The NAE Chooses Government Affairs Director
The National Association of Evangelicals (NAE) recently named Galen Carey, a longtime employee of World Relief, the NAE's humanitarian arm, as director of government affairs. His appointment comes six months after Richard Cizik resigned after saying he was shifting his views on same-sex unions.
"What impresses me with all of this is that Galen is not someone who's a theoretician," said Leith Anderson, president of the NAE. "He's a veteran practitioner in the issues that are of great concern in our culture and among evangelicals."
The new director's résumé spans four continents and numerous job descriptions. Carey spent 26 years working for World Relief, three of them in Washington as director of World Relief's advocacy and policy. Most recently, Carey built a church network to combat HIV/AIDS in Burundi, Africa.
Carey will be responsible for representing the NAE and its constituents — which include 45,000 churches from more than 50 denominations — to lawmakers and advocacy groups. Several media outlets reported during the 2008 election that evangelicals have recently broadened their agenda to address climate change and poverty, but Carey argues that the trend has been ongoing for a long time.

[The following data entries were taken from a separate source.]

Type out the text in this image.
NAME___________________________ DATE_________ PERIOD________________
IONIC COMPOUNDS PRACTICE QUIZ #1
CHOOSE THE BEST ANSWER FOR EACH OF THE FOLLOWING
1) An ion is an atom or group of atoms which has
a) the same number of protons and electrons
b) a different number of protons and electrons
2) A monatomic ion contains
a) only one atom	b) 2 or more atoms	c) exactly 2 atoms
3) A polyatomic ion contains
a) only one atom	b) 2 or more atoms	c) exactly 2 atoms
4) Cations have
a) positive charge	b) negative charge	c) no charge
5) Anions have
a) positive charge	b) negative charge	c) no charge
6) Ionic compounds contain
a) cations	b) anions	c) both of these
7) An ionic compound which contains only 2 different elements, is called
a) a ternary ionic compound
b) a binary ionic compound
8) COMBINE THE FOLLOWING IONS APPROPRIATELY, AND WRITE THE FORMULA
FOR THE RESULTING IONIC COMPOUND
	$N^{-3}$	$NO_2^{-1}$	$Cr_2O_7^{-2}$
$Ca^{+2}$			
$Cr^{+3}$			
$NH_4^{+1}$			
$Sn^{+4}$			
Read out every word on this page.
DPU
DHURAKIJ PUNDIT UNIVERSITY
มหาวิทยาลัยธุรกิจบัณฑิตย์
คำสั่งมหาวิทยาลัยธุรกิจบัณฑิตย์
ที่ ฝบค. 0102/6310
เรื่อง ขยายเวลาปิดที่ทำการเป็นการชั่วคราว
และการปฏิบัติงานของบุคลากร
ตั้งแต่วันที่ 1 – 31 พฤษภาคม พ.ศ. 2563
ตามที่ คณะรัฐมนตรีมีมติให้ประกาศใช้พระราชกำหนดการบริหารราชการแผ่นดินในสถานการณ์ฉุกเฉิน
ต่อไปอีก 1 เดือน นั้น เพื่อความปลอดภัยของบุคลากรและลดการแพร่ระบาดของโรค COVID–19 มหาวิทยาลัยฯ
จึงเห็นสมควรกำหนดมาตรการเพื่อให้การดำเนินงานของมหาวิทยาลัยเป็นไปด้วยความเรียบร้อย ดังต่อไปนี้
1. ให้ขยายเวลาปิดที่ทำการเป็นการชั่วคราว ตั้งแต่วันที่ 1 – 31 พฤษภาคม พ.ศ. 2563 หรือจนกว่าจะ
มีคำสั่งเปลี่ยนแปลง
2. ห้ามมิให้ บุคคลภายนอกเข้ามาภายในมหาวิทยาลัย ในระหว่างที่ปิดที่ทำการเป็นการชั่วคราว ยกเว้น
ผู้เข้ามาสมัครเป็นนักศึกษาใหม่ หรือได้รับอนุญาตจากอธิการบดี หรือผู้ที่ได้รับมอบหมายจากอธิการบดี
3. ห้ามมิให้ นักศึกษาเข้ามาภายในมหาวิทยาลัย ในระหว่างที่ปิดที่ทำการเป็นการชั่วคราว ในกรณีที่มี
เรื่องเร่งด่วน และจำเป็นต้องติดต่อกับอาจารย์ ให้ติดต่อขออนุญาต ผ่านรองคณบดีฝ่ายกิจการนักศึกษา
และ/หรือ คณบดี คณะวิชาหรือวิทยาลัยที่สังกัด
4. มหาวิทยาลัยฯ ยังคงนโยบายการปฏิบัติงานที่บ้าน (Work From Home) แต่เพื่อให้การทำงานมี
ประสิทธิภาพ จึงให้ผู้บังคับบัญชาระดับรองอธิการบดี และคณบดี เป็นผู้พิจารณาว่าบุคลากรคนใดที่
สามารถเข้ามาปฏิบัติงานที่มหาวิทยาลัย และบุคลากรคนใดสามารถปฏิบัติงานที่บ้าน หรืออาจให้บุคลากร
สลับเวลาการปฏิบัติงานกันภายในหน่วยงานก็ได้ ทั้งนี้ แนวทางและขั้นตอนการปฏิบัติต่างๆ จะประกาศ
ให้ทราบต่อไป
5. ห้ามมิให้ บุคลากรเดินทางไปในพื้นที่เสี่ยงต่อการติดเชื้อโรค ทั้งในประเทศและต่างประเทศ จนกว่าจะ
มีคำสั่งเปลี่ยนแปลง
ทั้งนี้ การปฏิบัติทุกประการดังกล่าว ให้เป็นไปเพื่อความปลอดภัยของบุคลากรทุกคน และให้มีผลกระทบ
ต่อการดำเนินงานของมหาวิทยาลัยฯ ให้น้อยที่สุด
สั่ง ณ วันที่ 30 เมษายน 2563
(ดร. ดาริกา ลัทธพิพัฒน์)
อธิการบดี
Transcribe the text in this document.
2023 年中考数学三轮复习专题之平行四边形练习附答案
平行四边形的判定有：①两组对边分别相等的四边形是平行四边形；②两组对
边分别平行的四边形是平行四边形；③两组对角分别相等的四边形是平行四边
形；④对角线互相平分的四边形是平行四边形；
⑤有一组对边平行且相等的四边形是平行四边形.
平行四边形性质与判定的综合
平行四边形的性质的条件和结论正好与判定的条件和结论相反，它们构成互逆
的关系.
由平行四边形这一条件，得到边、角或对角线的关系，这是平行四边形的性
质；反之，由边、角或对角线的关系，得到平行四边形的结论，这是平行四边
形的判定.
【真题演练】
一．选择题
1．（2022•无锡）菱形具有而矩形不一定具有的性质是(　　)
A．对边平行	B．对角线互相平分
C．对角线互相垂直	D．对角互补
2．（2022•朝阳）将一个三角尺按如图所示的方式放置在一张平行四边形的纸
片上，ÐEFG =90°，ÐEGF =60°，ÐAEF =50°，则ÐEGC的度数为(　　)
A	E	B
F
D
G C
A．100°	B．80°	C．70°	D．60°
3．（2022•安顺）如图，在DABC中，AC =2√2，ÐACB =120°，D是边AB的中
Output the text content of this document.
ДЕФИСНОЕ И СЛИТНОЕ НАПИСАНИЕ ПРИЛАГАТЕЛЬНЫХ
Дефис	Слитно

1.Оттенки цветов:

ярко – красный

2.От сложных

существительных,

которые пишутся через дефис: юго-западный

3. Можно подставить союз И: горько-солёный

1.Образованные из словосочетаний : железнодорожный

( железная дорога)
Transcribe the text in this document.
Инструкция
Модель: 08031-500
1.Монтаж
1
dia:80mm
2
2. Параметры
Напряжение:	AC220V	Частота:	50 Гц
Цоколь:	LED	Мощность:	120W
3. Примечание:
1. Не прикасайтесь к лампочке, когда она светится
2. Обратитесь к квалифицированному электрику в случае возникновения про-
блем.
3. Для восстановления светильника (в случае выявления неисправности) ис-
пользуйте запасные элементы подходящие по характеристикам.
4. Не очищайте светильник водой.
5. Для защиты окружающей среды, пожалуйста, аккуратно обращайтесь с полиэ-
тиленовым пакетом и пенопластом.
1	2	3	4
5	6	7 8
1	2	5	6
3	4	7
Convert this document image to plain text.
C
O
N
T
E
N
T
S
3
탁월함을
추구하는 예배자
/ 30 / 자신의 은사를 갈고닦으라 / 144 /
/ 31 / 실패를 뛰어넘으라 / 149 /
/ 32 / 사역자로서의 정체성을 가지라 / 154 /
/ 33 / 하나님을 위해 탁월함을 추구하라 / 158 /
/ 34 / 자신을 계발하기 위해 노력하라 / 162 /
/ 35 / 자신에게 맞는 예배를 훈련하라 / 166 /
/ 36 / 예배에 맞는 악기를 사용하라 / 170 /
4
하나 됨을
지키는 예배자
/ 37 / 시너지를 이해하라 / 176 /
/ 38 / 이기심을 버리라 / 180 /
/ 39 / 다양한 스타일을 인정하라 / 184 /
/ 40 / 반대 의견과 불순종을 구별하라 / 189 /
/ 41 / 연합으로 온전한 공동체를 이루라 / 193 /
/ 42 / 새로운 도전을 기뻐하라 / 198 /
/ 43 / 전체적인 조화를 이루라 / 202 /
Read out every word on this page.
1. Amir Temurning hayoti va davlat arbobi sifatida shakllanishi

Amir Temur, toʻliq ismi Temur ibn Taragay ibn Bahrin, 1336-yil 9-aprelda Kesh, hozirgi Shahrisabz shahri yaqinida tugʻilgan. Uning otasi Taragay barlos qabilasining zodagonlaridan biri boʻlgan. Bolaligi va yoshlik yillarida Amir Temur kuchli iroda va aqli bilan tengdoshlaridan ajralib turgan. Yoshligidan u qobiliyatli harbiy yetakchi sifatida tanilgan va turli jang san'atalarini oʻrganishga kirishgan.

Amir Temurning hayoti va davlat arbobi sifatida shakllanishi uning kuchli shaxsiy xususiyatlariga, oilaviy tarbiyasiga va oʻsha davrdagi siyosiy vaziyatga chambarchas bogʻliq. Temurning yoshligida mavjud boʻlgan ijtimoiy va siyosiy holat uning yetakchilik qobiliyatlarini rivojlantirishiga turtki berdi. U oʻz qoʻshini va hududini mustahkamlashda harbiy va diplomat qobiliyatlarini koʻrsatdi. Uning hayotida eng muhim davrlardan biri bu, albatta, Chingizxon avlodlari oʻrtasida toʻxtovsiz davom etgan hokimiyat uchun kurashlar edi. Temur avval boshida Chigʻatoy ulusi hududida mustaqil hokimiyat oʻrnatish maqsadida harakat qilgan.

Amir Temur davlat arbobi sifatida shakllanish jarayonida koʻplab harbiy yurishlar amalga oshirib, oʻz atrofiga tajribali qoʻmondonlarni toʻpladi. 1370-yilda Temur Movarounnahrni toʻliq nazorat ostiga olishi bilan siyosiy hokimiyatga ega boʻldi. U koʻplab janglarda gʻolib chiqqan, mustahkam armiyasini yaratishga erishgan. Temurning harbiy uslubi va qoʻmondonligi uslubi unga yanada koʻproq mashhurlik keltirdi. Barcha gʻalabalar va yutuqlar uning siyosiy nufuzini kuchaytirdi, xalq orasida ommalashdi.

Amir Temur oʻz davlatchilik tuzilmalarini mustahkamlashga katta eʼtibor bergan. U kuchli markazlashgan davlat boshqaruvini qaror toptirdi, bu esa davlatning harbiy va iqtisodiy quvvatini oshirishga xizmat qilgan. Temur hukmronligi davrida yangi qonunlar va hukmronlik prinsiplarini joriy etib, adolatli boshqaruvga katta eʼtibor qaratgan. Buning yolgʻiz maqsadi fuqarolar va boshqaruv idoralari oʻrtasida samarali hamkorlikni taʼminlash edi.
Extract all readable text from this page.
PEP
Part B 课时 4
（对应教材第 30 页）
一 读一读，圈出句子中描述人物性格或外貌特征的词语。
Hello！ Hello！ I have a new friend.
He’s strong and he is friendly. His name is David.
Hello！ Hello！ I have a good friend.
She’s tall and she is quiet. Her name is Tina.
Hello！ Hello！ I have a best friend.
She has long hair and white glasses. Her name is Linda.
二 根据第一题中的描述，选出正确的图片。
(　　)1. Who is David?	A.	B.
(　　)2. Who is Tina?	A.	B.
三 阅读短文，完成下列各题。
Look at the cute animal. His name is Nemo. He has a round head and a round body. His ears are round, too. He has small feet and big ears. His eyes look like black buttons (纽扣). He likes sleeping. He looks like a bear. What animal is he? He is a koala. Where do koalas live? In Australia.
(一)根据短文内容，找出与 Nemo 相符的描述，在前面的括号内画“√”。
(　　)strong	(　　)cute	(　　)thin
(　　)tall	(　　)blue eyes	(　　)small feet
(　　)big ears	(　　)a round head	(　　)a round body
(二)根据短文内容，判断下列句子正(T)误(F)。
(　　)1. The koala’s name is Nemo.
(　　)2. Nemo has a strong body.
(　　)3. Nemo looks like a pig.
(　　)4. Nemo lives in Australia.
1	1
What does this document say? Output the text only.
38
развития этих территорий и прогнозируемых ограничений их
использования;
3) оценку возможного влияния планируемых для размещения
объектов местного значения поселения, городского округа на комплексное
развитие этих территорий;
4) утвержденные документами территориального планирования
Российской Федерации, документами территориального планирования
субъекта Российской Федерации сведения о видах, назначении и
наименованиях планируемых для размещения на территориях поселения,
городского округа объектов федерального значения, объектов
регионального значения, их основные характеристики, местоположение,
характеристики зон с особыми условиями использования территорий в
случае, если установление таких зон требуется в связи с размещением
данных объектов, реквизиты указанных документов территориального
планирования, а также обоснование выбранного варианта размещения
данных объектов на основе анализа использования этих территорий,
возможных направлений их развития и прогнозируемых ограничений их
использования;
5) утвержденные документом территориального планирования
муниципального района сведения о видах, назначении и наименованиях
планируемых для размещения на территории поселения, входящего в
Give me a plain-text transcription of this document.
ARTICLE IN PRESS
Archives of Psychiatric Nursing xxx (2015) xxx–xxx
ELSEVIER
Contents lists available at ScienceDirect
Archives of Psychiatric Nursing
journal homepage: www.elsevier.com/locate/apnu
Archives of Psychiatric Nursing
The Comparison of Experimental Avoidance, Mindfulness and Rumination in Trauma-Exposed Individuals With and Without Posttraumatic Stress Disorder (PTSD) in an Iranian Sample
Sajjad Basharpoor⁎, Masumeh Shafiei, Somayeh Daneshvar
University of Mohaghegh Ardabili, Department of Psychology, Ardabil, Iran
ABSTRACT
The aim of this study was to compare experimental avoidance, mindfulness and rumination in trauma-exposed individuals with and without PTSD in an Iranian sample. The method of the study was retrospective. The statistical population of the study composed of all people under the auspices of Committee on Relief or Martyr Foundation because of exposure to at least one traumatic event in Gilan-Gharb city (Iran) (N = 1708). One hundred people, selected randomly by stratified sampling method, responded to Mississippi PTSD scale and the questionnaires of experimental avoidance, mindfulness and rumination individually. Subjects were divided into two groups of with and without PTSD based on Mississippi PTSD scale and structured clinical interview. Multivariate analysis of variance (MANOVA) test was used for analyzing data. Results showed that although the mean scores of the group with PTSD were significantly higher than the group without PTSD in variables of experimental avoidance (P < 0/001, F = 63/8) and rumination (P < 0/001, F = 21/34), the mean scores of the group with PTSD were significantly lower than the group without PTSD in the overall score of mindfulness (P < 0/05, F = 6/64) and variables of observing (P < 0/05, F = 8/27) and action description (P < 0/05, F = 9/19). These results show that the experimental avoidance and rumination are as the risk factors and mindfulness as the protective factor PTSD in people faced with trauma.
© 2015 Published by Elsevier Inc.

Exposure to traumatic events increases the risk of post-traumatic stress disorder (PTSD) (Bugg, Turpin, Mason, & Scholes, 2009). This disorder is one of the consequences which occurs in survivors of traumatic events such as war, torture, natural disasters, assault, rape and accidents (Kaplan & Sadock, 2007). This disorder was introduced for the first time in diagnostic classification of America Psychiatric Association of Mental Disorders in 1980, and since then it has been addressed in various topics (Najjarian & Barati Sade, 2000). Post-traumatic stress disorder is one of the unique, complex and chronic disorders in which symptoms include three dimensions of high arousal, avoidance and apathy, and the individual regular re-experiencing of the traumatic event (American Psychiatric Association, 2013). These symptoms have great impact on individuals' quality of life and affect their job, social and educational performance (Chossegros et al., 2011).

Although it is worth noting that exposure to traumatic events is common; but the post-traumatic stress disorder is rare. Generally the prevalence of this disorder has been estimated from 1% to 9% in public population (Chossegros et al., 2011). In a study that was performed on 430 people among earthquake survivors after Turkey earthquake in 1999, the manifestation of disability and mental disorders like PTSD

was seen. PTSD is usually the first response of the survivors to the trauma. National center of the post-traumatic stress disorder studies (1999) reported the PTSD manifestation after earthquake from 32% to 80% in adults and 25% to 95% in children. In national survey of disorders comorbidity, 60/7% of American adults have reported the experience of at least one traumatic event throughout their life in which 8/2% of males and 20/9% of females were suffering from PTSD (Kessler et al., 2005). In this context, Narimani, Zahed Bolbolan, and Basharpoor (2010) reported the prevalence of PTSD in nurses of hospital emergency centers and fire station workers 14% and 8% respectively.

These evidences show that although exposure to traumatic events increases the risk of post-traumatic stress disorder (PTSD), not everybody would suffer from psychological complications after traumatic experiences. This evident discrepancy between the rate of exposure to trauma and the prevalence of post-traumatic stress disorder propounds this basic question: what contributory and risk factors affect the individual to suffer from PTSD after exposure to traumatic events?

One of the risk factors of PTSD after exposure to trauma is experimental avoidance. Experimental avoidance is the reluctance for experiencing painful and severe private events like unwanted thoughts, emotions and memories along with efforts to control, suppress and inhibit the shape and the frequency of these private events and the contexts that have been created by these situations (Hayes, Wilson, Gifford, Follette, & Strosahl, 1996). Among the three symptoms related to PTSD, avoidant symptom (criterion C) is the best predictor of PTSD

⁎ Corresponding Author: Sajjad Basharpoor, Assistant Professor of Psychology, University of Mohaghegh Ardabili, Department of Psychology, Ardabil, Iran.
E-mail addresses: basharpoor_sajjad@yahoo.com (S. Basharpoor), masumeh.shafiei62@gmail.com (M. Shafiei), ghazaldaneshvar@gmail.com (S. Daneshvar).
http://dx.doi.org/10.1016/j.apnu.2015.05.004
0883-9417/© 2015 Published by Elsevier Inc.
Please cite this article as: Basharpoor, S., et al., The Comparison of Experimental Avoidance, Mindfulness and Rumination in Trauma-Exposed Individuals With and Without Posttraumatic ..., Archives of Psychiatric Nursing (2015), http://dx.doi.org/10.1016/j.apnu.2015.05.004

"Evangelicals have been more apt to be directly engaged in addressing issues like poverty or HIV/AIDS on the community level. As a result, we recognize a public policy dimension, which leads us into more political engagement," said Carey, who attends a multicultural church in Maryland. "It's probably people in the mainstream belatedly discovering that evangelicals do have quite a variety of interests."
Carey also spent 14 years in Chicago working with churches and refugees, worked for the United Nations High Commissioner for Refugees in Croatia, and directed disaster relief in Indonesia.
President of World Relief Sammy Mah said he had recommended Carey for the job because his experience allows him to navigate different cultures and ideologies.
"I couldn't think of a better candidate because of what he brings," Mah said. "Will he be on center stage as much as Rich was? I don't think so. With Galen, you'll find quiet, assured leadership skills."
Cizik, who left in December after working for the NAE for 28 years, was leaving Tuesday for Casablanca and the Moroccan Sahara to help organize a Muslim-Christian dialogue and a nationwide Earth Day in 2010.
"Galen Carey is an excellent choice and I look forward to working with him," Cizik said in an e-mail. "Indeed, they couldn't have selected a better person."
In December 2008, Cizik told a reporter on National Public Radio that he was shifting toward supporting civil unions, something Anderson said the NAE does not support.
The NAE's public policy positions are outlined in its 2004 document, "For the Health of the Nation: An Evangelical Call to Public Engagement." The document defines marriage as between a man and a woman.
"There are a certain number of evangelicals who think that civil unions are an alternative that is legal and possible short of actual marriage. It's not a majority view held by evangelicals," Anderson said. "The primary conversation has been on marriage and not civil unions. That's the issue we are and everyone else is mostly to engage."
Politically conservative evangelicals called for Cizik's resignation in March 2007 because of his "relentless campaign" against global warming. Anderson stood by him at the time and says that the NAE's support for environmental advocacy has not changed.